Ministério Público aponta que organização do grupo J&F cometeu fraudes

09/10/2017

Primeira Mão Notícias - foto divulgação

 

 

 

 

 

 

 

Grupo é suspeito de criar CNPJs distintos daqueles dos empreendimentos produtivos para distribuir lucros e dividendos à família controladora

grupo J&F é suspeito de ter um "inegável caráter fraudulento", é o que aponta o Ministério Público Federal (MPF) sobre a organização societária das empresas do grupo, que criou CNPJs distintos daqueles dos empreendimentos produtivos para distribuir lucros e dividendos à família controladora.

A Procuradoria da República no Distrito Federal pediu a ampliação do bloqueio de bens da família Batista e afirma que os controladores usufruem bens de luxo que estão em nome de empresas sem atividade operacional. O jornal O Globo teve acesso ao documento e revela que o MPF também fala em risco de insolvência, por haver novas investigações sobre o grupo.

De acordo com a publicação, o pedido de decretação da indisponibilidade do patrimônio da família é porque os bens foram comprados a partir de repasses de empreendimentos produtivos que acumulam “dívidas milionárias” com Fisco e Previdência Social, “beneficiados por desvios e/ou irregularidades na gestão de recursos públicos”.

Na última sexta-feira, o juiz Ricardo Leite, da 10ª Vara Federal em Brasília, atendeu ao pedido do MPF e da Polícia Federal (PF) e ampliou o bloqueio de bens dos Batista, inicialmente de R$ 60 milhões. A decisão foi tomada no âmbito da Operação Bullish - investigação sobre suposto favorecimento do BNDES às empresas da família Batista. O grupo J&F, por meio de seus advogados, está entrando com recursos cabíveis no Tribunal Regional Federal para reverter a decisão do juiz.

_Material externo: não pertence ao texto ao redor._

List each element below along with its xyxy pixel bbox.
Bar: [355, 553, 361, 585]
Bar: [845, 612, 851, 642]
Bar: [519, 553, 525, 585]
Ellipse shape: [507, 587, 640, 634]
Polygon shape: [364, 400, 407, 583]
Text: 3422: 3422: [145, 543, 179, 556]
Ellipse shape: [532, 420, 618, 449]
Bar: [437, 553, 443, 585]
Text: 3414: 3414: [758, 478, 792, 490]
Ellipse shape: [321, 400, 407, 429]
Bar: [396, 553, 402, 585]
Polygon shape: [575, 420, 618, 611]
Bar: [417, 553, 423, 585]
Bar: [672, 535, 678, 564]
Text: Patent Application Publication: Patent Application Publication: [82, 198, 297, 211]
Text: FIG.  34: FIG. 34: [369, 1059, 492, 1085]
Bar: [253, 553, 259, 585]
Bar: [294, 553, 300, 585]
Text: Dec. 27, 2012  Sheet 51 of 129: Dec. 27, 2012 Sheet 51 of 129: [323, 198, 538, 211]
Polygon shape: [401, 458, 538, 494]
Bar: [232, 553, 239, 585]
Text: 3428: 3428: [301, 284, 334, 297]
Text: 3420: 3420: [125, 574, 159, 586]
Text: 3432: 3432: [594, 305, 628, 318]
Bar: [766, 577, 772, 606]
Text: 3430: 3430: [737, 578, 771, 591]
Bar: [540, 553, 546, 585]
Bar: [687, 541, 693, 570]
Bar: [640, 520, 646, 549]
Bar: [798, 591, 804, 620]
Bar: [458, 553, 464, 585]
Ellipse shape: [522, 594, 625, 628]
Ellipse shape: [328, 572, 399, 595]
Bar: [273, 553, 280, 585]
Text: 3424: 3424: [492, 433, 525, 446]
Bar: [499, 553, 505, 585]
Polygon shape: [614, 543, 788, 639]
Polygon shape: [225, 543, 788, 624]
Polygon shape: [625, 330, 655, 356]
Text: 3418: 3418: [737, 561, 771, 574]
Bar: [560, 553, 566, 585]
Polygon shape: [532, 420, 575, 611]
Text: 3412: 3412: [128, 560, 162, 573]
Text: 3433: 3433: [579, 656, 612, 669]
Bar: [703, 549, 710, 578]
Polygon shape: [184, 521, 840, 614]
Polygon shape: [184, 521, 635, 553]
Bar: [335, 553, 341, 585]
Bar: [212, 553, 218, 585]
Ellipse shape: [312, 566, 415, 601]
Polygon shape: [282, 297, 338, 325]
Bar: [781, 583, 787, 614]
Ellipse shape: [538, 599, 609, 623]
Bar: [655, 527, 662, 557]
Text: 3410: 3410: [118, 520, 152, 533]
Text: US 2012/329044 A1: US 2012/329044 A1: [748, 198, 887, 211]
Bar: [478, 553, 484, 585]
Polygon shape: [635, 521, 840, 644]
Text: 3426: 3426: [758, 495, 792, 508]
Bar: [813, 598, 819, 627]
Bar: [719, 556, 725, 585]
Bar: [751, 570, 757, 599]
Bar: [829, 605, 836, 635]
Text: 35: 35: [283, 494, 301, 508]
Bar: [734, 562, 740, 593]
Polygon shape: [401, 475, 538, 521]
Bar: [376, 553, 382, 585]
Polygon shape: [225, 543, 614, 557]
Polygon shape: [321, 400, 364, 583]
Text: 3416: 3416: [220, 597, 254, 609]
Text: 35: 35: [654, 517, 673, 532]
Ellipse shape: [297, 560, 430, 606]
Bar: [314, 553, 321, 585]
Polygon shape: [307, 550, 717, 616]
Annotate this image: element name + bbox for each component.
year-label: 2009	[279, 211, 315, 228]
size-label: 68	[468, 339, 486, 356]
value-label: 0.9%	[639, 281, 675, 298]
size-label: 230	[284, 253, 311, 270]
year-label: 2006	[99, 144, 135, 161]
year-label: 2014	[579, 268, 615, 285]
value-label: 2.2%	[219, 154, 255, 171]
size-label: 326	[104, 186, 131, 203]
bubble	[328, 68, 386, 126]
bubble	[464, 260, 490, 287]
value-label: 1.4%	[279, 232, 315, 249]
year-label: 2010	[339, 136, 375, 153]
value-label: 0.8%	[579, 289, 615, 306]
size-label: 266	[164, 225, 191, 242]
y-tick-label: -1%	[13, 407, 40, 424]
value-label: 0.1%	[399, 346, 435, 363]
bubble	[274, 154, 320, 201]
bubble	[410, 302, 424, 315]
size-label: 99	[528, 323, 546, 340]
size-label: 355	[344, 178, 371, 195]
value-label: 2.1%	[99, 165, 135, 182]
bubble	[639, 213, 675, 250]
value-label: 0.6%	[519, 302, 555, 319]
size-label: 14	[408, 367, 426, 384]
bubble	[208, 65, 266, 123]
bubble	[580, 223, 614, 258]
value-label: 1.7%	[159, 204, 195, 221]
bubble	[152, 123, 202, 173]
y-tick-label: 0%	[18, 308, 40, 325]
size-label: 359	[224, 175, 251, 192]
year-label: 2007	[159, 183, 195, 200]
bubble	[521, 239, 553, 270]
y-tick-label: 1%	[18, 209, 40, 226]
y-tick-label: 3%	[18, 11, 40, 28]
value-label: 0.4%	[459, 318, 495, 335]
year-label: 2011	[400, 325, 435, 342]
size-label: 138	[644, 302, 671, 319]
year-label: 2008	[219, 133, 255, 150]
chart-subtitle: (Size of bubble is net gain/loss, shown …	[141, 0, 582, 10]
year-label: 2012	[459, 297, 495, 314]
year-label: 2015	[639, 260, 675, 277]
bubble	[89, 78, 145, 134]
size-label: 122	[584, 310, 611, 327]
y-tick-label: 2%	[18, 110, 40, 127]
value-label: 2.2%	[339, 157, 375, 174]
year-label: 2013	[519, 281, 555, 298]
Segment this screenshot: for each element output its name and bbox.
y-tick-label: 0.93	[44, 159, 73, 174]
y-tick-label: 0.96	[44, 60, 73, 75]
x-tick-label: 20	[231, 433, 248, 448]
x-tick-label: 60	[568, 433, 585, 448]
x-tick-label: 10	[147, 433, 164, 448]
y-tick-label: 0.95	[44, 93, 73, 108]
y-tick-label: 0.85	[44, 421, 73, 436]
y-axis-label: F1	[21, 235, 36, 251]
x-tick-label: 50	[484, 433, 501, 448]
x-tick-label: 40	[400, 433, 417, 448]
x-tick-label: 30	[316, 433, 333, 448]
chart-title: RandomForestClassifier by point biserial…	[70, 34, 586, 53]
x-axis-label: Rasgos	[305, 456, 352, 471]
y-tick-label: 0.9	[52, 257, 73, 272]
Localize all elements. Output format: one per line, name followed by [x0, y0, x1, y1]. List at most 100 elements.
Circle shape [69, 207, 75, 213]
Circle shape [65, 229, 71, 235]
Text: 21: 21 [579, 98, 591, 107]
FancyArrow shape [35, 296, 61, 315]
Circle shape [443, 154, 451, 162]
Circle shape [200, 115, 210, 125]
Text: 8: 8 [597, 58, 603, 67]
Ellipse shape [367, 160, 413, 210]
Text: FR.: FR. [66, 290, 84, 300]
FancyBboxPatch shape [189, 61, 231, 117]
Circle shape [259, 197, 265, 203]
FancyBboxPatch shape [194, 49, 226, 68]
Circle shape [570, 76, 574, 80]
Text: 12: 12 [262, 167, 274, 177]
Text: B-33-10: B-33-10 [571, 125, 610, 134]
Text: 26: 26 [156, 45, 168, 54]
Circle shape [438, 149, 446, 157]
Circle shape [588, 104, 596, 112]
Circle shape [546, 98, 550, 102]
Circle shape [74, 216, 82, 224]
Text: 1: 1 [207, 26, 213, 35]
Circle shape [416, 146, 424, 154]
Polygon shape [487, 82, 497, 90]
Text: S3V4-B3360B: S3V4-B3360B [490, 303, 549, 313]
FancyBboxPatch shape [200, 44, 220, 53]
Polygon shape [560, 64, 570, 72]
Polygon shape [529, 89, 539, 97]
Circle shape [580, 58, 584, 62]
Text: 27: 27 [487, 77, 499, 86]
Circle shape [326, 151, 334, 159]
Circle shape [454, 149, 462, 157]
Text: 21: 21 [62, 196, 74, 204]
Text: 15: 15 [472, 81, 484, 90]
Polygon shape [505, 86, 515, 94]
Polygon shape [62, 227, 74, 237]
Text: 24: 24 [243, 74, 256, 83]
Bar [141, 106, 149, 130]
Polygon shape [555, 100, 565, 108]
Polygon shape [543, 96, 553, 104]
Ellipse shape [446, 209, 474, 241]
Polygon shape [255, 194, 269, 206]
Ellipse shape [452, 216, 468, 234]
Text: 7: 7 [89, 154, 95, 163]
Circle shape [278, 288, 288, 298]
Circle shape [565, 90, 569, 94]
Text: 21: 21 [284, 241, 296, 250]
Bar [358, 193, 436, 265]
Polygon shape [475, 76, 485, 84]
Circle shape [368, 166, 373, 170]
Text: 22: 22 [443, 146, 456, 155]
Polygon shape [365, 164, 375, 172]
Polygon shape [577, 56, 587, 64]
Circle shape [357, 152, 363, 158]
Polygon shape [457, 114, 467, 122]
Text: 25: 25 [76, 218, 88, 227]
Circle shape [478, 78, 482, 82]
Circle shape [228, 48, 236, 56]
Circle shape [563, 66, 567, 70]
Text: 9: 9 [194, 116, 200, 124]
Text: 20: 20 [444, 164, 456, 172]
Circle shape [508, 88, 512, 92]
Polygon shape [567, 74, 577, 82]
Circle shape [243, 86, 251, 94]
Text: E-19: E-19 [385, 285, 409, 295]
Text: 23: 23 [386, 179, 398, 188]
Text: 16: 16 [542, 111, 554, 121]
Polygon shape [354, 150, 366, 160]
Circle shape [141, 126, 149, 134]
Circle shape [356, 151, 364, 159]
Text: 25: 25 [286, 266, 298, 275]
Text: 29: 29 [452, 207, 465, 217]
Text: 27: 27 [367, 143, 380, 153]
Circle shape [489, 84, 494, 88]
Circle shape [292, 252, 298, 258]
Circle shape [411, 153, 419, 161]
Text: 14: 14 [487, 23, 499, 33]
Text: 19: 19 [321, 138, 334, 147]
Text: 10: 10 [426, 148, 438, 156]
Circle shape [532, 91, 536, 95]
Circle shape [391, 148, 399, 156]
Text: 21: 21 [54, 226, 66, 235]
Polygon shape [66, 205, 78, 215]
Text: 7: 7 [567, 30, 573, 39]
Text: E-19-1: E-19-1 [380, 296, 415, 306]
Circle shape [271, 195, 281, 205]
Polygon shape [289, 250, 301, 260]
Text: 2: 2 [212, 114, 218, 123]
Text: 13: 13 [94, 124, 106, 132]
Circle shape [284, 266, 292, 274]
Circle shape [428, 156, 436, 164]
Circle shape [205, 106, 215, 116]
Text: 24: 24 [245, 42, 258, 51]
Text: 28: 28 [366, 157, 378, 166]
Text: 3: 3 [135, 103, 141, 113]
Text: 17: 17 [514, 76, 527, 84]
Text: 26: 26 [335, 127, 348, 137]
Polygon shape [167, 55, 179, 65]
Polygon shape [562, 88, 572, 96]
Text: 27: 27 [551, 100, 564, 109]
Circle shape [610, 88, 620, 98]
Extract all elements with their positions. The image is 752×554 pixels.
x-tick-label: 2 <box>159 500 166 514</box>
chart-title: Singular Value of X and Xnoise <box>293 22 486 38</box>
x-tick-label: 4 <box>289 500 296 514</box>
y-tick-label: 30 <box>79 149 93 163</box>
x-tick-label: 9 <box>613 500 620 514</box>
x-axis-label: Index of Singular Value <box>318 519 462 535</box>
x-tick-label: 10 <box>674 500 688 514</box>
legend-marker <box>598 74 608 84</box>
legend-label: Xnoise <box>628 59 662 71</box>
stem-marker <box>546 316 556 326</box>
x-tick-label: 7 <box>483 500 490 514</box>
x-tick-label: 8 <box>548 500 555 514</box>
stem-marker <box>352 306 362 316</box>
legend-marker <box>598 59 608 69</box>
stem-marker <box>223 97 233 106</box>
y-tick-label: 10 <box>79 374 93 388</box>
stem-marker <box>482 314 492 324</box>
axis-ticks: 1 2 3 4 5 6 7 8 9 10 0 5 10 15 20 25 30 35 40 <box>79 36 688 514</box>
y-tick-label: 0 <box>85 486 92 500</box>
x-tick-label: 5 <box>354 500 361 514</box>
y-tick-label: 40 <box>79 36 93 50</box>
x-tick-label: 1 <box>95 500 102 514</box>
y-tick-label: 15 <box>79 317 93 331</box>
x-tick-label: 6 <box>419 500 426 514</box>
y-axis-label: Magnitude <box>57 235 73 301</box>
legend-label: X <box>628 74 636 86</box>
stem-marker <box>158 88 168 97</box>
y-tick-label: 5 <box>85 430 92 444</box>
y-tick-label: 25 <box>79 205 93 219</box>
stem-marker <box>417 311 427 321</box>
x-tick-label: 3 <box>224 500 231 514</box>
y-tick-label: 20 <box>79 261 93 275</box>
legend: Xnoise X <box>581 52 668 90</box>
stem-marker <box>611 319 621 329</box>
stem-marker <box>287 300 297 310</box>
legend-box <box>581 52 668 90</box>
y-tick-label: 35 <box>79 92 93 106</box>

A reportagem entrou em contato com a J&F e a JBS. As empresas classificaram de “insinuação leviana” a suspeita de fraude. “O grupo não criou empresas não operacionais para distribuição de lucros e dividendos à família. Não há fraude alguma. Todas as operações societárias foram feitas de acordo com a lei. A estrutura societária respeita as características de cada grupo familiar e nunca foi motivo de qualquer questionamento ou dúvida”, afirmaram em nota.